A. A New Model of Evolution (Unified Geometry, Two Timescales)
• Turn-based genetic “cognition.”
Evolution is formalized as population reweighting on a fixed
fitness surface each generation. There is no intent—only
selection. Over time, environmental structure is compressed into
heritable constraints.
• Explicit asymmetry in friction.
Movement toward persistent configurations is cheaper than movement
away. This predicts reversion pressure and stability basins
without storytelling or purpose.
• Two optimizers, one surface.
Genes optimize slowly and discretely; ego* optimizes quickly and
locally. Sharing a state space makes individual behavior and
population change directly comparable.
B. A Quantitative Substrate for Behavior (Bias → Trajectories → Distributions)
Bias comes before choice.
Populations define biased envelopes. Individuals sample
trajectories inside them, paying frictional costs when moving
against strong gradients. Traits become positions; choices become
paths.
Environment controls variance.
Scarcity compresses behavior; surplus expands it. This predicts
measurable changes in dispersion and tail behavior under different
macro conditions.
Degeneracy under low friction.
When constraints flatten, locally stable behaviors can drift away
from long-run viability. This explains persistent misalignment
without invoking pathology or moral failure.
Foundation for the compatibility model.
PLR gradients map to directional tendencies on the surface.
Constraint collisions appear as topologically unreachable regions.
Relationship incompatibility becomes visible as geometry, not
psychology.
5) Potential Implications (Downstream — More Complete)
5.1 Standalone Power (This Paper Alone)
A. Evolutionary modeling & biology
Map stability and reversion using friction and well geometry.
Test variance compression/expansion under scarcity or surplus.
Treat genetic time as discrete updates tied to reproduction.
B. Behavioral science & social simulation
Predict outcomes by tracking trajectories, not categories.

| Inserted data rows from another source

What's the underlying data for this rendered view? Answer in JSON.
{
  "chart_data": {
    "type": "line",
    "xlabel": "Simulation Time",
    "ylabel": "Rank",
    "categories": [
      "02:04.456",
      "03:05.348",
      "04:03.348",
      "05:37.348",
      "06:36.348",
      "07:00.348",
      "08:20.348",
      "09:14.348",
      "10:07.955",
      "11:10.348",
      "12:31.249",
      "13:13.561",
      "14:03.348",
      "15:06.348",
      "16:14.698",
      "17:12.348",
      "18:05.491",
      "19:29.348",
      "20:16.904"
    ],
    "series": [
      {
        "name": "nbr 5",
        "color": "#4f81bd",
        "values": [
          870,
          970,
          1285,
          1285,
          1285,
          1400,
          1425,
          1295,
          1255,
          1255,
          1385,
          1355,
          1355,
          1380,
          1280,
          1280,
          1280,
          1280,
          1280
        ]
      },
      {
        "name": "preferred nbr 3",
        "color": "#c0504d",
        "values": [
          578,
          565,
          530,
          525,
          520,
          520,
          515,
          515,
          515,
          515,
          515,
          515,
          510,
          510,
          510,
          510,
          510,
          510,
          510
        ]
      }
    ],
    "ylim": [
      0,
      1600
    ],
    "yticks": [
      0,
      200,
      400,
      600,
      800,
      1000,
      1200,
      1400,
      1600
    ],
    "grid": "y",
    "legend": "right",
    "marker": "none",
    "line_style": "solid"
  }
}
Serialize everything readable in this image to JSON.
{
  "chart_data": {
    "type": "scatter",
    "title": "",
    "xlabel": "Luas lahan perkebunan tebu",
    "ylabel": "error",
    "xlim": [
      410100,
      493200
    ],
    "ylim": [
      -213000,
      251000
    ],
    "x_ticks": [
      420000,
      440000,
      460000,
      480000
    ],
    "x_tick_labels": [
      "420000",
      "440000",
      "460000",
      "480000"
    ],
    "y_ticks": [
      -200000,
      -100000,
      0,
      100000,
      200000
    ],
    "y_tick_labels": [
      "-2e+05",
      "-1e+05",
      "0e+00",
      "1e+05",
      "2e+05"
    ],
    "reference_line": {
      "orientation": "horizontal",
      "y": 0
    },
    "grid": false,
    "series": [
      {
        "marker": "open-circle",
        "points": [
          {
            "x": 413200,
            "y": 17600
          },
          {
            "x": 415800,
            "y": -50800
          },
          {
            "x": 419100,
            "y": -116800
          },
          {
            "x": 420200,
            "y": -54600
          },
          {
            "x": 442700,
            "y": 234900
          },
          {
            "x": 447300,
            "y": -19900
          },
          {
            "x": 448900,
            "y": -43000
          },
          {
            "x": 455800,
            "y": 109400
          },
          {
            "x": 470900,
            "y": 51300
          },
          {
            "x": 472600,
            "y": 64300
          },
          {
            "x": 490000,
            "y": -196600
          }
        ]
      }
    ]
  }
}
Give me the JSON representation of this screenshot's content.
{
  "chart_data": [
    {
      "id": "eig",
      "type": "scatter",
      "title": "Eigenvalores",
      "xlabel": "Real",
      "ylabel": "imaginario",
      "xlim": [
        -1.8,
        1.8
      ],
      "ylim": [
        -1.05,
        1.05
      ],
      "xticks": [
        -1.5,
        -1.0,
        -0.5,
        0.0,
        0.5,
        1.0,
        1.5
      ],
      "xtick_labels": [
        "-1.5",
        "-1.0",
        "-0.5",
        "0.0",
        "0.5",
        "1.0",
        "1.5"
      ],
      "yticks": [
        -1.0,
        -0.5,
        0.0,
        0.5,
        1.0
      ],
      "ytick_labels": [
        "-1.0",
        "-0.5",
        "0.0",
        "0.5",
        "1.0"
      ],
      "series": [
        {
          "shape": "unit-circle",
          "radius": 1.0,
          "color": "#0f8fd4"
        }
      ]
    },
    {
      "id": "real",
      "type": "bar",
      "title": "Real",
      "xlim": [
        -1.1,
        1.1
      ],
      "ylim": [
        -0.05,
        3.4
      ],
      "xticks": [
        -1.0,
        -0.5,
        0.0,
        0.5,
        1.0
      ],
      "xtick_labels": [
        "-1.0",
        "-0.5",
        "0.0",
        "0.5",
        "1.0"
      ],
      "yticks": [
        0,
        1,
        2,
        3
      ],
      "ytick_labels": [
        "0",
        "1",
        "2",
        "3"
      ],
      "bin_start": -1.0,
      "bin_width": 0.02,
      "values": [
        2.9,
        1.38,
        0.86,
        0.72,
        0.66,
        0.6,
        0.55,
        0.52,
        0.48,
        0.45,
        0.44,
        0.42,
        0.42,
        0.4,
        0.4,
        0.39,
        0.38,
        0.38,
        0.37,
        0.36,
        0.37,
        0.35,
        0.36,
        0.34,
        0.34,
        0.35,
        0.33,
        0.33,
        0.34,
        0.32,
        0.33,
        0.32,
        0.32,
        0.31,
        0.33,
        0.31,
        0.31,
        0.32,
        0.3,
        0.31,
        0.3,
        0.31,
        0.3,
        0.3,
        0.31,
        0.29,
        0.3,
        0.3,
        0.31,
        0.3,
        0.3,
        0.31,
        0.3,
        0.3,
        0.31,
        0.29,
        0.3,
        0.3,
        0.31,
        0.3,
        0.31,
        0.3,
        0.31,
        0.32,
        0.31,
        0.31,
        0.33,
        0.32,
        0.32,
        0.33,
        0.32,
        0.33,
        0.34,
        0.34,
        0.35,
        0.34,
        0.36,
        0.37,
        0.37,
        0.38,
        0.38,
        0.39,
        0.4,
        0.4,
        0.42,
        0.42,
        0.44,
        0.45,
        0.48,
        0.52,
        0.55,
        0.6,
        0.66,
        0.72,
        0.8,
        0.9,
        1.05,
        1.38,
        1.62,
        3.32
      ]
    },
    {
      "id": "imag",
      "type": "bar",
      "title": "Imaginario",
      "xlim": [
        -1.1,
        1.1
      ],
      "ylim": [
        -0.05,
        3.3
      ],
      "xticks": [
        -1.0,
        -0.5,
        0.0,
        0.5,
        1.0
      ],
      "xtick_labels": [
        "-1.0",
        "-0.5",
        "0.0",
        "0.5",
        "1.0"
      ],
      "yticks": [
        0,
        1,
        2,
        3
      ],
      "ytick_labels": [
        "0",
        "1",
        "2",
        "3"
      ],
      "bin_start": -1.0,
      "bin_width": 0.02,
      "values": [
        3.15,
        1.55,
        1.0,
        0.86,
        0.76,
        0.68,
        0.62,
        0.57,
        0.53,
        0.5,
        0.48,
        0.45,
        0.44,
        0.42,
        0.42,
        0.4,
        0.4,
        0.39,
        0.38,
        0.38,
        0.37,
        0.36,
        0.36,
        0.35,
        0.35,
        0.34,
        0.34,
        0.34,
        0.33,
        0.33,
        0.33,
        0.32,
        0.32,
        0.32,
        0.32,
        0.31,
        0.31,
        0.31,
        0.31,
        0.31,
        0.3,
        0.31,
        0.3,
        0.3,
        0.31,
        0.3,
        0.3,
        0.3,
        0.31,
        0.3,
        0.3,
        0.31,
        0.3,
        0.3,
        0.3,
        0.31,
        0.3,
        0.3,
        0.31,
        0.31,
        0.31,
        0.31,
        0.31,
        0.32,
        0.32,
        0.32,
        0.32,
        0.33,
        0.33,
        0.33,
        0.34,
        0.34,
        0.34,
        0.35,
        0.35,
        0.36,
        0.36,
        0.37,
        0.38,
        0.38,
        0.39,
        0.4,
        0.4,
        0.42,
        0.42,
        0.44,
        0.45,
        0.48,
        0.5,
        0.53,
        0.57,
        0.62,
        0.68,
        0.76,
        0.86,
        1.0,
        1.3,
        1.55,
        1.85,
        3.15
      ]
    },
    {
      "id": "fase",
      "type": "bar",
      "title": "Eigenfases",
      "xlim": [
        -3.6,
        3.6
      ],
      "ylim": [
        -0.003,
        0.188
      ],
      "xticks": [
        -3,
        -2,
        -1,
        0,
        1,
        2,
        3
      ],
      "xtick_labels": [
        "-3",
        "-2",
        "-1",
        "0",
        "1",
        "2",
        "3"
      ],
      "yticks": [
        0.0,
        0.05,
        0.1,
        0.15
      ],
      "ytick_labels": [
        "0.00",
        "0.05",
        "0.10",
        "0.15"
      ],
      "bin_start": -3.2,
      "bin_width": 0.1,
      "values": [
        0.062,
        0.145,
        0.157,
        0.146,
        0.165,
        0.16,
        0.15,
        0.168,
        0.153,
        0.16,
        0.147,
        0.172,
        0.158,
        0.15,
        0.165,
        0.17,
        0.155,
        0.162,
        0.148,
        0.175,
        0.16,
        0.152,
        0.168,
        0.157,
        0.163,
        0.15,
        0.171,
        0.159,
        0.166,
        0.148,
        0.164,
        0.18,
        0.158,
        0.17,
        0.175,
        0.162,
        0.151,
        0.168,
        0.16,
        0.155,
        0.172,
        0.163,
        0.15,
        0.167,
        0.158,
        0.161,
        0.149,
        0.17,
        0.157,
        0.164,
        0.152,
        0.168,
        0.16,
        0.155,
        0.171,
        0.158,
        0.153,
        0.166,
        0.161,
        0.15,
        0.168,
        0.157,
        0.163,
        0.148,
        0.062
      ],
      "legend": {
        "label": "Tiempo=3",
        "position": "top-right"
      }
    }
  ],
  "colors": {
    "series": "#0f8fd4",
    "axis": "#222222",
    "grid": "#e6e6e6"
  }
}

Design policy by shaping curvature, not just nudging behavior.
Model microbiome interventions as friction modifiers.
C. AI, agent design, and alignment
Build agents with fast learning over slow structural priors.
Use friction-aware objectives for safer exploration.
Evaluate agents by distributional behavior, not single scores.
D. Organizational design
Model culture as curvature with stability basins.
Detect entry into high-friction zones during shocks or scaling.
5.2 Coupled Power (With the Relationship Compatibility Paper)
A. Precision compatibility testing
Reinterpret PLR differences as costed divergences.
Treat non-negotiables as forbidden or required regions on the surface.
Use stress tests to estimate local curvature and friction.
B. Productizable workflows
Pre-commitment tools that simulate joint trajectories and flag high-cost zones.
Negotiation reframed as path-finding, not compromise.
5.3 Concrete “How You’d Use It” (Illustrative Mini Scenarios)
Behavior under surplus: Expect variance expansion and degeneracy. Restore curvature with mild constraints and measure success via reduced tail risk and faster reversion.
Clinical or coaching intake: Map PLR and constraints, run short stressors, and return a cost-coded map of viable and non-viable paths—replacing vague advice with structural clarity.
AI social simulation: Apply environmental shocks, track trajectory compression and reversion, and validate predictions through distributional shifts.